Most egregious is the extended scene which has the Italians defeating the Muslims before Kufra by resorting to the use of mustard gas released from pressurized tanks, in violation of the 1925 Geneva Protocol on war gases. (Mussolini authorized use of gas in 1929.) Aircraft had dropped mustard bombs on at least two missions, but they were not operations conducted by Graziani. The general certainly used poison gases in his later campaign in Italian Eritrea, and with that war crime on his record, the director felt entitled to add it to his Libyan tale of anti-fascist warfare. More to the point, at the time Muammar Gaddafi was funding this movie, 1979-81, he had full scale production underway of choking and blistering agents, as well as nerve gas. He later used it offensively, against his neighbor Chad.

The second DVD disc contains the Arabic version of the film and an Arabic version of the "making of" featurette. It is significantly different in content, and contains lengthier interview segments with Director Akkad in which he repeatedly describes Omar Mukhtar's resistance campaign as a "Jihad".
One irony associated with this bio-pic is that it was originally General Graziani who was the "Lion," and not his Muslim opponent. When he died in 1955, TIME magazine dubbed Graziani the "Desert Lion".
One of several replica tanks built by British production designers in 1979. Because turrets were not well bolted to the hulls, they shake or rattle in some closeups of armour on the move.

Two film extras, out of uniform, mug for a private photo between takes. Site is of an ambush on a mountain road - the best scene in the movie. Supporting material on the DVD includes an interesting "making of" film, with emphasis on the weaponry.
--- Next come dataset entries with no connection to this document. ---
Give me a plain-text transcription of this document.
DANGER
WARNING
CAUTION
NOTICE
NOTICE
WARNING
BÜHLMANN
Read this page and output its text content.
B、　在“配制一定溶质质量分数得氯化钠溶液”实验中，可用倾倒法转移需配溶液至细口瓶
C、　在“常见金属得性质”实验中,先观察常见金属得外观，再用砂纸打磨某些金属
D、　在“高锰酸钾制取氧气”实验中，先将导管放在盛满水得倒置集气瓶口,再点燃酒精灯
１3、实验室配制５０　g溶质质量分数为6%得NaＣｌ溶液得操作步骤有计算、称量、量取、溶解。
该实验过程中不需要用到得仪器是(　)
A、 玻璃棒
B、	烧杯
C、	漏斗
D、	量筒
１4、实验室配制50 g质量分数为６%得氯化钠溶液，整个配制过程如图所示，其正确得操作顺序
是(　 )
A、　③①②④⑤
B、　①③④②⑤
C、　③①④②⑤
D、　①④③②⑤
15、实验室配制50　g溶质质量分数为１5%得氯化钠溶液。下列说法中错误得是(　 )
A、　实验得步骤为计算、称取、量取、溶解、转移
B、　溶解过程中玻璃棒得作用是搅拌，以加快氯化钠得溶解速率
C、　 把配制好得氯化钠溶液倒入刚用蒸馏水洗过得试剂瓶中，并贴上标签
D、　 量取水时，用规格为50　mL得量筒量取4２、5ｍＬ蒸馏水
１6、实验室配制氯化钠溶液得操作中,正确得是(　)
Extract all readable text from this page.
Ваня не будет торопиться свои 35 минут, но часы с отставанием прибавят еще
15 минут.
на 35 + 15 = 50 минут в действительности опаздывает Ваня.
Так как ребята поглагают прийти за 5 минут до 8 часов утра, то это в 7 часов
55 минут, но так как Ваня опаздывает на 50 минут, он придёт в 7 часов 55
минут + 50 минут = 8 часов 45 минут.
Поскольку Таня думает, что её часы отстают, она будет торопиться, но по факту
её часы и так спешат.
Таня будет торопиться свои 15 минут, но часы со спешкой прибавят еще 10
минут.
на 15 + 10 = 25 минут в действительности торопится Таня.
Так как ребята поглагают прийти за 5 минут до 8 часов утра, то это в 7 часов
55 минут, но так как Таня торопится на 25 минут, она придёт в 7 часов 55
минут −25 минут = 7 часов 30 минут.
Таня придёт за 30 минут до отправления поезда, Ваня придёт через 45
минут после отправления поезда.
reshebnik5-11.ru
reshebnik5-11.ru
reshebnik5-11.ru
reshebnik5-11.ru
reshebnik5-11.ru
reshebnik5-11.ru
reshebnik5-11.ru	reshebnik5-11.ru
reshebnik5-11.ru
The greatest irony associated with this movie is that its well intentioned Director was consumed by the very forces of Islamic militance and faction fighting which he has tried to portray as purely anti-colonialist in nature. In November of 2005 Akkad was in Amman, Jordan on the day terrorists launched a coordinated attack on three American owned luxury hotels. He was standing in the lobby talking to his daughter when a suicide bomber detonated an explosive vest. They were both killed. Akkad's next project was to be a historical drama about Saladin; perhaps one more cinematic attempt to put a heroic or benign face on today's armed Islamic resurgence.
Director/producer Moustapha Akkad and his daughter Rima Akkad at her marriage. The two were murdered in Amman, Jordan by terrorist bomb.